The Language curriculum provides a foundation for effective communication and interaction with others and the environment. With the development of a child’s ability to relate to his/her world comes a stronger sense of independence and empowerment. In addition to promoting an appreciation for literature throughout the school, materials and activities in this area are specifically designed to provide opportunities to practice oral, auditory, visual, and fine motor skills. The life-long process of reinforcing and expanding upon these communication skills begins here and progresses based upon each child’s individual pace and interests.
Science is introduced through an exploration of the world around us through botany, zoology and physical science. Simple, meaningful, concrete experiments are also performed in order to demonstrate certain concepts. Some examples of what we might investigate include: how a seed grows, what floats and what sinks, and differences between living and non-living things.

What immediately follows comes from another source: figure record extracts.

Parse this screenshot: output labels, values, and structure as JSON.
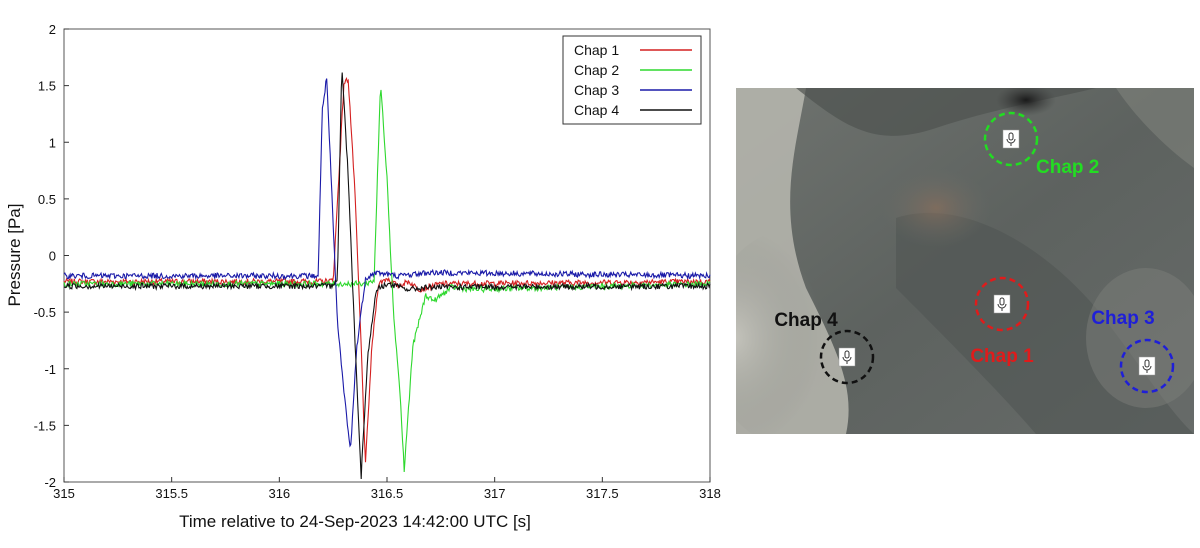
{
  "chart_data": {
    "type": "line",
    "title": "",
    "xlabel": "Time relative to 24-Sep-2023 14:42:00 UTC [s]",
    "ylabel": "Pressure [Pa]",
    "xlim": [
      315,
      318
    ],
    "ylim": [
      -2,
      2
    ],
    "xticks": [
      "315",
      "315.5",
      "316",
      "316.5",
      "317",
      "317.5",
      "318"
    ],
    "yticks": [
      "2",
      "1.5",
      "1",
      "0.5",
      "0",
      "-0.5",
      "-1",
      "-1.5",
      "-2"
    ],
    "grid": false,
    "legend_position": "top-right",
    "series": [
      {
        "name": "Chap 1",
        "color": "#d42020",
        "points": [
          [
            315.0,
            -0.23
          ],
          [
            316.2,
            -0.23
          ],
          [
            316.25,
            -0.22
          ],
          [
            316.3,
            1.52
          ],
          [
            316.32,
            1.56
          ],
          [
            316.35,
            0.6
          ],
          [
            316.38,
            -0.8
          ],
          [
            316.4,
            -1.85
          ],
          [
            316.43,
            -0.8
          ],
          [
            316.46,
            -0.25
          ],
          [
            316.5,
            -0.2
          ],
          [
            316.55,
            -0.27
          ],
          [
            316.6,
            -0.23
          ],
          [
            316.65,
            -0.3
          ],
          [
            316.75,
            -0.25
          ],
          [
            318.0,
            -0.23
          ]
        ]
      },
      {
        "name": "Chap 2",
        "color": "#2ed82e",
        "points": [
          [
            315.0,
            -0.25
          ],
          [
            316.4,
            -0.25
          ],
          [
            316.44,
            -0.22
          ],
          [
            316.47,
            1.52
          ],
          [
            316.5,
            0.7
          ],
          [
            316.53,
            -0.5
          ],
          [
            316.56,
            -1.2
          ],
          [
            316.58,
            -1.9
          ],
          [
            316.62,
            -0.8
          ],
          [
            316.68,
            -0.35
          ],
          [
            316.72,
            -0.4
          ],
          [
            316.8,
            -0.28
          ],
          [
            316.9,
            -0.3
          ],
          [
            318.0,
            -0.25
          ]
        ]
      },
      {
        "name": "Chap 3",
        "color": "#1a1aa8",
        "points": [
          [
            315.0,
            -0.18
          ],
          [
            316.18,
            -0.18
          ],
          [
            316.2,
            1.3
          ],
          [
            316.22,
            1.57
          ],
          [
            316.24,
            0.7
          ],
          [
            316.27,
            -0.6
          ],
          [
            316.3,
            -1.2
          ],
          [
            316.33,
            -1.73
          ],
          [
            316.36,
            -0.8
          ],
          [
            316.4,
            -0.2
          ],
          [
            316.45,
            -0.15
          ],
          [
            316.55,
            -0.18
          ],
          [
            316.7,
            -0.15
          ],
          [
            318.0,
            -0.18
          ]
        ]
      },
      {
        "name": "Chap 4",
        "color": "#111111",
        "points": [
          [
            315.0,
            -0.27
          ],
          [
            316.24,
            -0.27
          ],
          [
            316.27,
            -0.2
          ],
          [
            316.29,
            1.68
          ],
          [
            316.32,
            0.7
          ],
          [
            316.35,
            -0.7
          ],
          [
            316.38,
            -1.95
          ],
          [
            316.41,
            -0.9
          ],
          [
            316.45,
            -0.3
          ],
          [
            316.5,
            -0.25
          ],
          [
            316.6,
            -0.3
          ],
          [
            316.7,
            -0.28
          ],
          [
            318.0,
            -0.27
          ]
        ]
      }
    ]
  },
  "map": {
    "sites": [
      {
        "label": "Chap 1",
        "color": "#e01b1b",
        "mic_icon": "microphone-icon"
      },
      {
        "label": "Chap 2",
        "color": "#22dd22",
        "mic_icon": "microphone-icon"
      },
      {
        "label": "Chap 3",
        "color": "#1f1fd8",
        "mic_icon": "microphone-icon"
      },
      {
        "label": "Chap 4",
        "color": "#111111",
        "mic_icon": "microphone-icon"
      }
    ]
  }
}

Here children are introduced to their place within our universe. They learn that they are a part of the universe, galaxy, planet, continent, country, state, town, school, and family. Through these lessons, the child begins to understand his/her responsibilities as a member of these communities. Respect for all cultures is taught through stories, pictures, games, and songs.
Art begins with lessons on the proper use of specific materials such as crayons, paint, markers, glue, and scissors. Drawing, painting, pasting, and cutting are all introduced over time and provide the foundation for much of what goes on in this area. Here children have the opportunity for open-ended creativity, while also strengthening motor skills.
The Montessori Math curriculum begins with concrete manipulatives that use mind-hand activity. The materials isolate concepts that are repeated and ordered in such a way to lead the child toward increasingly abstract work. For instance, the child is introduced to quantity before symbol as the physical value gives meaning to the numeral. This foundation will help to make sense of more complex math as he/she continues his/her schooling.